Er lijkt opeens nieuwe ruimte te ontstaan voor intuïtief werk binnen de vaak zo kapotberedeneerde Nederlandse artistieke film. Ruimte voor surrealisme, voor filmische poëzie, af en toe zelfs doorschakelend naar ronduit vet aangezette symbolische beelden.

Zie de serene openingssequentie van Urszula Antoniak’s Code Blue, waarin een naakte vrouw baadt in een hemels verlichte straal water. Neem Nanouk Leopold, die bij de opnames van haar nieuwe film op zoek zegt te gaan naar een meer ‘organische’ manier van filmen. Maar kijk vooral naar 170 Hz, het speelfilmdebuut van Joost van Ginkel, waarin twee geliefden elkaar in schitterende slowmotion met emmers rode verf te lijf gaan.

En dat niet alleen. Als Evy, de zestienjarige dove hoofdpersoon van 170 Hz, ruzie heeft met haar ouders, zet ze haar tanden met overgave in een citroen. Op zulke momenten roept 170 Hz associaties op met de lyriek uit de Aziatische cinema van onder anderen Kim Ki-Duk. Die liet zijn protagonist onder vergelijkbare omstandigheden al eens rustig een vishaakje doorslikken. Dat verklaart misschien ook waarom 170 Hz werd geselecteerd voor Busan, het belangrijkste Filmfestival van Azië. Van Ginkel’s eerste korte film Zand (2008) werd al vertoond op het Filmfestival van Venetië, won dertien internationale prijzen en schopte het tot Nederlandse Oscar -inzending.
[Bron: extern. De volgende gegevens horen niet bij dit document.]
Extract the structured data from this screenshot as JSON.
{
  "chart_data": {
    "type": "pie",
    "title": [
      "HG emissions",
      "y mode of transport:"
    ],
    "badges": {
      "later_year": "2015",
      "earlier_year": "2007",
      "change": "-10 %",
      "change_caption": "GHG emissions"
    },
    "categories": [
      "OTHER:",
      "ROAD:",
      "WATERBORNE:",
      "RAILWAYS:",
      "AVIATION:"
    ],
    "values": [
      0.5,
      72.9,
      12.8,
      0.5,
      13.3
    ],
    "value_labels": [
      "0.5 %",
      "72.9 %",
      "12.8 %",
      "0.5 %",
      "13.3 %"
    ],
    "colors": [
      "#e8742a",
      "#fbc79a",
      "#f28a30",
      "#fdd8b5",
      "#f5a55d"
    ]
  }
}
Zijn tweede korte film Kus (2009) draaide op het Tribeca Film Festival. 170 Hz ging in september in première op het Nederlands Filmfestival, waar de film de publieksprijs won.

170 Hz is een klassieke lovestory over twee jonge, dove geliefden – Evy ( Gaite Jansen) en Nick (debutant Michael Muller) – die samen weglopen om bij elkaar te kunnen zijn. Door te kiezen voor dove personages schiep Van Ginkel voor zichzelf de vrijheid om een onconventionele, zinnelijke film te maken met een bijzondere, tokkelende, schurende soundtrack. Dialogen zijn in gebarentaal, ondertiteld.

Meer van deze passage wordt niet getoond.